Um novo dinossauro descoberto... no museu
No início do ano, um conceituado paleontólogo francês combinou férias em Portugal
com um objectivo científico: ver uns certos ossos que tinham sido encontrados no século XIX
a Durante mais de um século, ficaram arrumados numa caixa de papelão verde, nas prateleiras repletas de fósseis do Museu Geológico de Lisboa. Deixaram-nos etiquetados como ossos de crocodilo. Um paleontólogo francês que leu um velho artigo científico sobre eles aproveitou umas férias em Portugal para ir ao museu. E foi assim que, inesperadamente, deu de caras com um novo dinossauro... escondido numa caixa do tamanho de um palmo.Foi apanhado em Boca do Chapim, a norte do cabo Espichel, talvez pelo geólogo suíço Paul Choffat, um dos pioneiros da geologia portuguesa, que prolongou por 40 anos uma viagem a Portugal de três meses. Nos anos de 80 do século XIX, Choffat convidou Henri-Emile Sauvage, então um dos principais paleontólogos franceses, a vir estudar os fósseis portugueses. Seria Sauvage quem descreveria os tais ossos nas Memórias da Comissão dos Trabalhos Geológicos de Portugal de 1897-98. Eram uma espécie nova de crocodilo, o Suchosaurus girardi.
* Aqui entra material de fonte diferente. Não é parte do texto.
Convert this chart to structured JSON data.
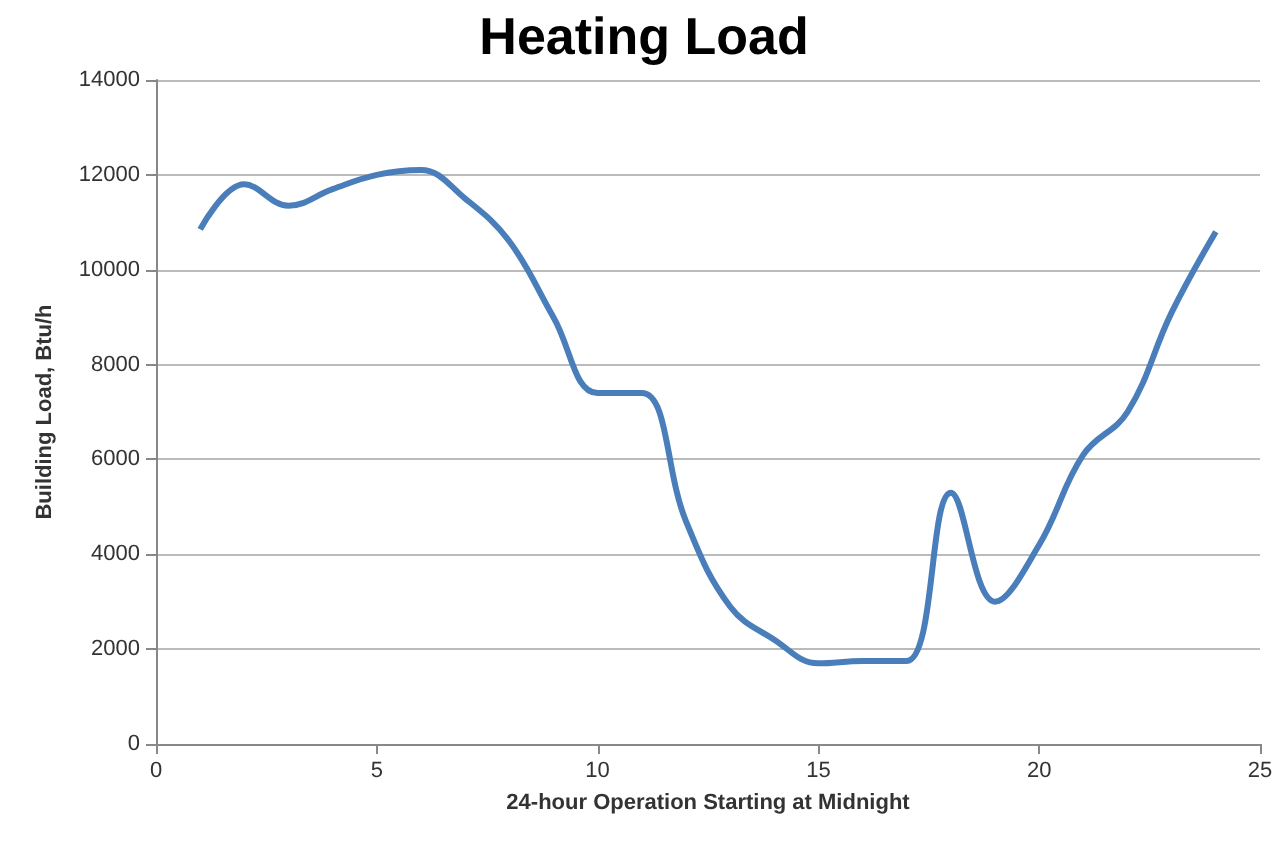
{
  "chart_data": {
    "type": "line",
    "title": "Heating Load",
    "xlabel": "24-hour Operation Starting at Midnight",
    "ylabel": "Building Load, Btu/h",
    "x": [
      1,
      2,
      3,
      4,
      5,
      6,
      7,
      8,
      9,
      10,
      11,
      12,
      13,
      14,
      15,
      16,
      17,
      18,
      19,
      20,
      21,
      22,
      23,
      24
    ],
    "series": [
      {
        "color": "#4a7ebb",
        "values": [
          10850,
          11800,
          11350,
          11700,
          12000,
          12100,
          11500,
          10600,
          9000,
          7400,
          7400,
          4700,
          2900,
          2200,
          1700,
          1750,
          1750,
          5300,
          3000,
          4200,
          6100,
          7000,
          9100,
          10800
        ]
      }
    ],
    "xlim": [
      0,
      25
    ],
    "xticks": [
      0,
      5,
      10,
      15,
      20,
      25
    ],
    "ylim": [
      0,
      14000
    ],
    "yticks": [
      0,
      2000,
      4000,
      6000,
      8000,
      10000,
      12000,
      14000
    ],
    "grid": "y",
    "marker": "none",
    "line_style": "solid"
  }
}
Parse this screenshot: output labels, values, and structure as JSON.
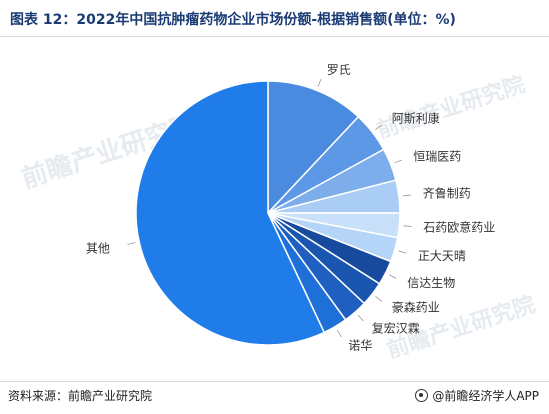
{
  "title": "图表 12：2022年中国抗肿瘤药物企业市场份额-根据销售额(单位：%)",
  "footer": {
    "source": "资料来源：前瞻产业研究院",
    "brand": "@前瞻经济学人APP"
  },
  "watermarks": [
    "前瞻产业研究院",
    "前瞻产业研究院",
    "前瞻产业研究院"
  ],
  "colors": {
    "dark_blue": "#1f5fbf",
    "navy": "#174a9c",
    "mid_blue": "#4a8be0",
    "light_blue": "#a9cdf5",
    "pale_blue": "#c8e0fa",
    "main_blue": "#1f7ce8"
  },
  "chart_data": {
    "type": "pie",
    "title": "2022年中国抗肿瘤药物企业市场份额-根据销售额(单位：%)",
    "unit": "%",
    "start_angle_deg": 0,
    "direction": "clockwise",
    "slices": [
      {
        "label": "罗氏",
        "value": 12.0,
        "color": "#4a8be0"
      },
      {
        "label": "阿斯利康",
        "value": 5.0,
        "color": "#5d98e6"
      },
      {
        "label": "恒瑞医药",
        "value": 4.0,
        "color": "#7dadeb"
      },
      {
        "label": "齐鲁制药",
        "value": 4.0,
        "color": "#a9cdf5"
      },
      {
        "label": "石药欧意药业",
        "value": 3.0,
        "color": "#c8e0fa"
      },
      {
        "label": "正大天晴",
        "value": 3.0,
        "color": "#b4d5f7"
      },
      {
        "label": "信达生物",
        "value": 3.0,
        "color": "#174a9c"
      },
      {
        "label": "豪森药业",
        "value": 3.0,
        "color": "#1a55b0"
      },
      {
        "label": "复宏汉霖",
        "value": 3.0,
        "color": "#1f5fbf"
      },
      {
        "label": "诺华",
        "value": 3.0,
        "color": "#1f6fd8"
      },
      {
        "label": "其他",
        "value": 57.0,
        "color": "#1f7ce8"
      }
    ]
  }
}
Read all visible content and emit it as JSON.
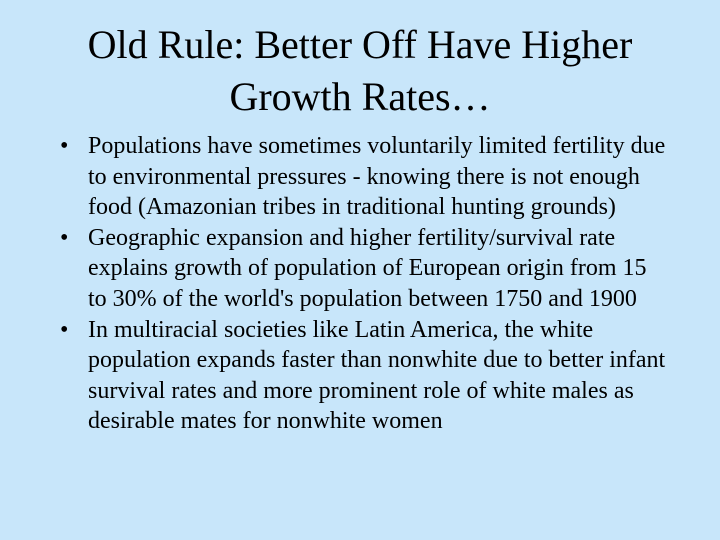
{
  "slide": {
    "title": "Old Rule: Better Off Have Higher Growth Rates…",
    "bullets": [
      "Populations have sometimes voluntarily limited fertility due to environmental pressures  - knowing there is not enough food (Amazonian tribes in traditional hunting grounds)",
      "Geographic expansion and higher fertility/survival rate explains growth of population of European origin from 15 to 30% of the world's population between 1750 and 1900",
      "In multiracial societies like Latin America, the white population expands faster than nonwhite due to better infant survival rates and more prominent role of white males as desirable mates for nonwhite women"
    ]
  }
}
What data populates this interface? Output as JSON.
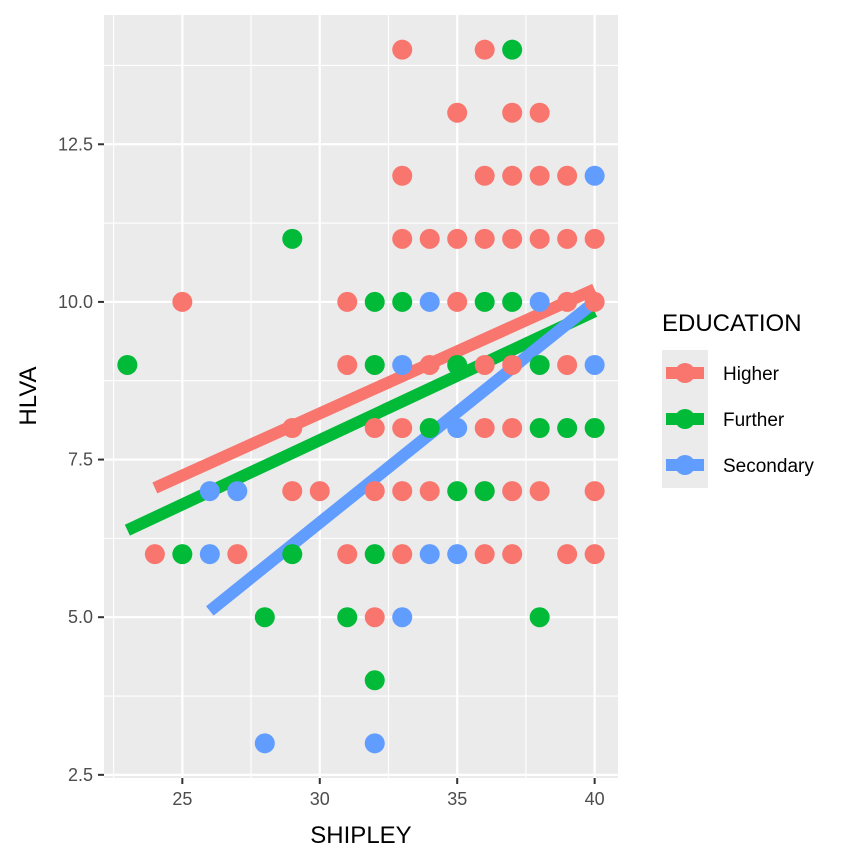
{
  "chart_data": {
    "type": "scatter",
    "title": "",
    "xlabel": "SHIPLEY",
    "ylabel": "HLVA",
    "xlim": [
      22.15,
      40.85
    ],
    "ylim": [
      2.45,
      14.55
    ],
    "x_ticks": [
      25,
      30,
      35,
      40
    ],
    "x_tick_labels": [
      "25",
      "30",
      "35",
      "40"
    ],
    "y_ticks": [
      2.5,
      5.0,
      7.5,
      10.0,
      12.5
    ],
    "y_tick_labels": [
      "2.5",
      "5.0",
      "7.5",
      "10.0",
      "12.5"
    ],
    "grid": true,
    "legend": {
      "title": "EDUCATION",
      "position": "right",
      "entries": [
        "Higher",
        "Further",
        "Secondary"
      ]
    },
    "series": [
      {
        "name": "Higher",
        "color": "#F8766D",
        "points": [
          [
            24,
            6
          ],
          [
            25,
            10
          ],
          [
            27,
            6
          ],
          [
            29,
            8
          ],
          [
            29,
            7
          ],
          [
            30,
            7
          ],
          [
            31,
            10
          ],
          [
            31,
            9
          ],
          [
            31,
            6
          ],
          [
            32,
            8
          ],
          [
            32,
            7
          ],
          [
            32,
            5
          ],
          [
            33,
            14
          ],
          [
            33,
            12
          ],
          [
            33,
            11
          ],
          [
            33,
            8
          ],
          [
            33,
            7
          ],
          [
            33,
            6
          ],
          [
            34,
            11
          ],
          [
            34,
            9
          ],
          [
            34,
            7
          ],
          [
            35,
            13
          ],
          [
            35,
            11
          ],
          [
            35,
            10
          ],
          [
            36,
            14
          ],
          [
            36,
            12
          ],
          [
            36,
            11
          ],
          [
            36,
            9
          ],
          [
            36,
            8
          ],
          [
            36,
            7
          ],
          [
            36,
            6
          ],
          [
            37,
            13
          ],
          [
            37,
            12
          ],
          [
            37,
            11
          ],
          [
            37,
            9
          ],
          [
            37,
            8
          ],
          [
            37,
            7
          ],
          [
            37,
            6
          ],
          [
            38,
            13
          ],
          [
            38,
            12
          ],
          [
            38,
            11
          ],
          [
            38,
            7
          ],
          [
            39,
            12
          ],
          [
            39,
            11
          ],
          [
            39,
            10
          ],
          [
            39,
            9
          ],
          [
            39,
            6
          ],
          [
            40,
            11
          ],
          [
            40,
            10
          ],
          [
            40,
            7
          ],
          [
            40,
            6
          ]
        ],
        "trend": {
          "x": [
            24,
            40
          ],
          "y": [
            7.05,
            10.2
          ]
        }
      },
      {
        "name": "Further",
        "color": "#00BA38",
        "points": [
          [
            23,
            9
          ],
          [
            25,
            6
          ],
          [
            28,
            5
          ],
          [
            29,
            11
          ],
          [
            29,
            6
          ],
          [
            31,
            5
          ],
          [
            32,
            10
          ],
          [
            32,
            9
          ],
          [
            32,
            6
          ],
          [
            32,
            4
          ],
          [
            33,
            10
          ],
          [
            34,
            8
          ],
          [
            35,
            9
          ],
          [
            35,
            7
          ],
          [
            36,
            10
          ],
          [
            36,
            7
          ],
          [
            37,
            14
          ],
          [
            37,
            10
          ],
          [
            38,
            9
          ],
          [
            38,
            8
          ],
          [
            38,
            5
          ],
          [
            39,
            8
          ],
          [
            40,
            8
          ]
        ],
        "trend": {
          "x": [
            23,
            40
          ],
          "y": [
            6.38,
            9.85
          ]
        }
      },
      {
        "name": "Secondary",
        "color": "#619CFF",
        "points": [
          [
            26,
            7
          ],
          [
            26,
            6
          ],
          [
            27,
            7
          ],
          [
            28,
            3
          ],
          [
            32,
            3
          ],
          [
            33,
            9
          ],
          [
            33,
            5
          ],
          [
            34,
            10
          ],
          [
            34,
            6
          ],
          [
            35,
            8
          ],
          [
            35,
            6
          ],
          [
            38,
            10
          ],
          [
            40,
            12
          ],
          [
            40,
            9
          ]
        ],
        "trend": {
          "x": [
            26,
            40
          ],
          "y": [
            5.1,
            10.0
          ]
        }
      }
    ]
  }
}
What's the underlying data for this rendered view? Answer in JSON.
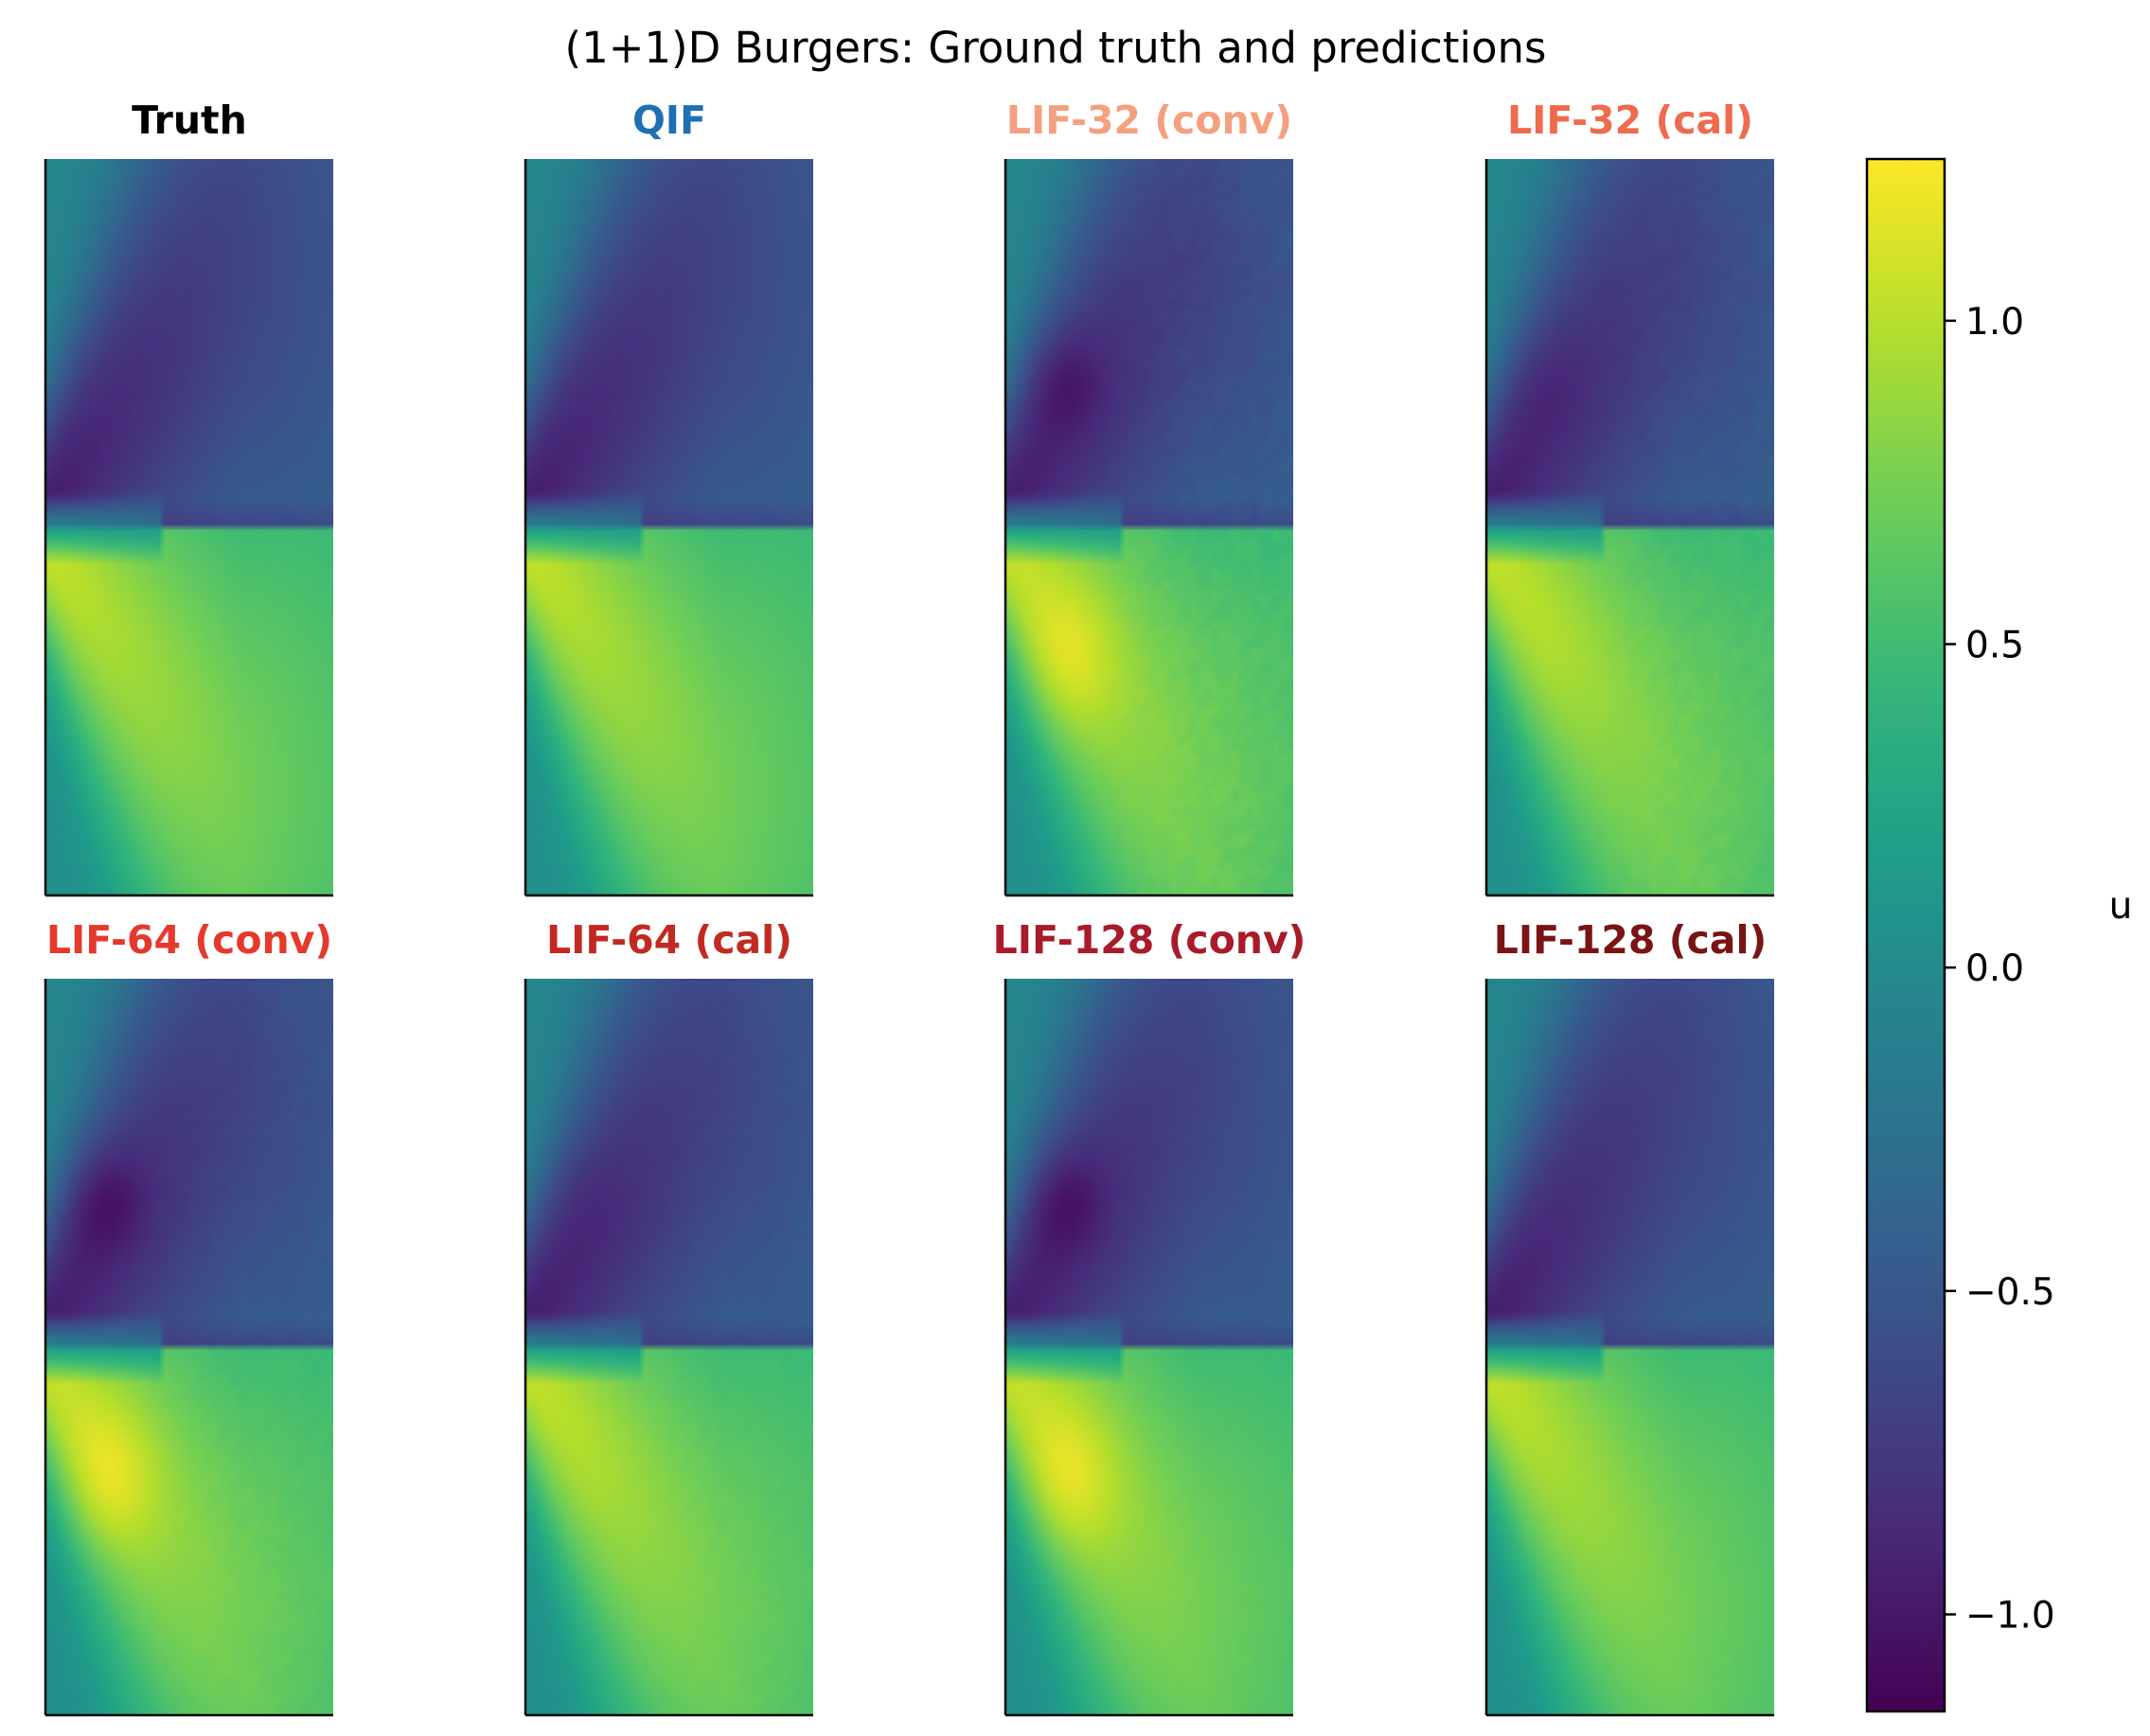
{
  "chart_data": {
    "type": "heatmap",
    "title": "(1+1)D Burgers: Ground truth and predictions",
    "panels": [
      {
        "label": "Truth",
        "color": "#000000",
        "noise": 0.0,
        "hot": 0.0,
        "deep": 0.0
      },
      {
        "label": "QIF",
        "color": "#1f6fb4",
        "noise": 0.0,
        "hot": 0.0,
        "deep": 0.0
      },
      {
        "label": "LIF-32 (conv)",
        "color": "#f4a07f",
        "noise": 0.07,
        "hot": 0.22,
        "deep": 0.18
      },
      {
        "label": "LIF-32 (cal)",
        "color": "#ee6b4d",
        "noise": 0.06,
        "hot": 0.03,
        "deep": 0.06
      },
      {
        "label": "LIF-64 (conv)",
        "color": "#e5392c",
        "noise": 0.04,
        "hot": 0.25,
        "deep": 0.22
      },
      {
        "label": "LIF-64 (cal)",
        "color": "#c12a21",
        "noise": 0.03,
        "hot": 0.02,
        "deep": 0.04
      },
      {
        "label": "LIF-128 (conv)",
        "color": "#a91a2a",
        "noise": 0.02,
        "hot": 0.24,
        "deep": 0.22
      },
      {
        "label": "LIF-128 (cal)",
        "color": "#7a1414",
        "noise": 0.01,
        "hot": 0.0,
        "deep": 0.0
      }
    ],
    "colorbar": {
      "label": "u",
      "range": [
        -1.15,
        1.25
      ],
      "ticks": [
        1.0,
        0.5,
        0.0,
        -0.5,
        -1.0
      ],
      "tick_labels": [
        "1.0",
        "0.5",
        "0.0",
        "−0.5",
        "−1.0"
      ],
      "colormap": "viridis"
    }
  }
}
Ninguém questionou a sua natureza de crocodilo, pelo que continuaram discretamente na sua caixa. Até que, em Janeiro, apareceu em Lisboa Eric Buffetaut, palentólogo da Ecole Normale Supérieure, em Paris. Ao ler o artigo de Sauvage, desconfiou que o museu teria, não um crocodilo, mas um raro dinossauro carnívoro. "A descrição não era suficiente para ter a certeza. Tinha realmente de ver os fósseis", conta Buffetaut, num e-mail.
Analisou-os, fotografou-os e, a partir de três pedaços de mandíbula apenas, concluiu que era um Baryonyx. Mas não se aventura a dizer a espécie. "Devido à má preservação dos ossos, a identificação teve de se basear nos dentes", esclarece Buffetaut na revista Geological Magazine, onde anunciou a novidade científica.
Como é que de uns bocados de dentes se chega à identificação de um animal inteiro, que teria dez metros de comprimento e viveu há 125 a 130 milhões de anos? Buffetaut comparou os parcos restos com os fósseis de Baryonyx de outros locais.
O primeiro reconhecido como tal, em Inglaterra, é um esqueleto, a que uma equipa do Museu de História Natural de Londres chamou Baryonyx walkeri, em 1986. Encontraram-se ainda dentes e mandíbulas em Espanha e partes de um esqueleto no Níger. "No conjunto, não se conhecem muitos exemplares e os fragmentos de mandíbula da Boca do Chapim são os primeiros de Portugal", frisa. "O Baryonyx é raro. Representa um tipo invulgar de adaptação nos dinossauros carnívoros."
Tinha predilecção por peixe, daí as mandíbulas invulgarmente compridas e estreitas, com dentes mais parecidos com os de crocodilo do que os de dinossauros carnívoros. Eram cónicos e com estrias, em vez de lisos e em forma de lâmina. "Por esta razão, identificavam-se os dentes do Baryonyx como crocodilo", explica. "Encontraram-se restos de peixes no esqueleto do Baryonyx de Inglaterra. É provável que comesse outras presas, incluindo dinossauros."
O Baryonyx de Portugal (e os de Espanha) revela ainda como existia uma ligação entre os animais de Inglaterra e de África. Então, a Ibéria e África estavam próximas.
Para Miguel Ramalho, director do Museu Geológico, esta história mostra a importância dos museus. "Têm material que é uma fonte de descobertas." Buffetaut diz o mesmo: "Estas "descobertas" podem fazer-se não só em escavações, mas nas colecções. O Museu Geológico de Lisboa é dos mais bem conservados e bonitos. Tem uma colecção notável de dinossauros, fiquei contente por acrescentar mais um."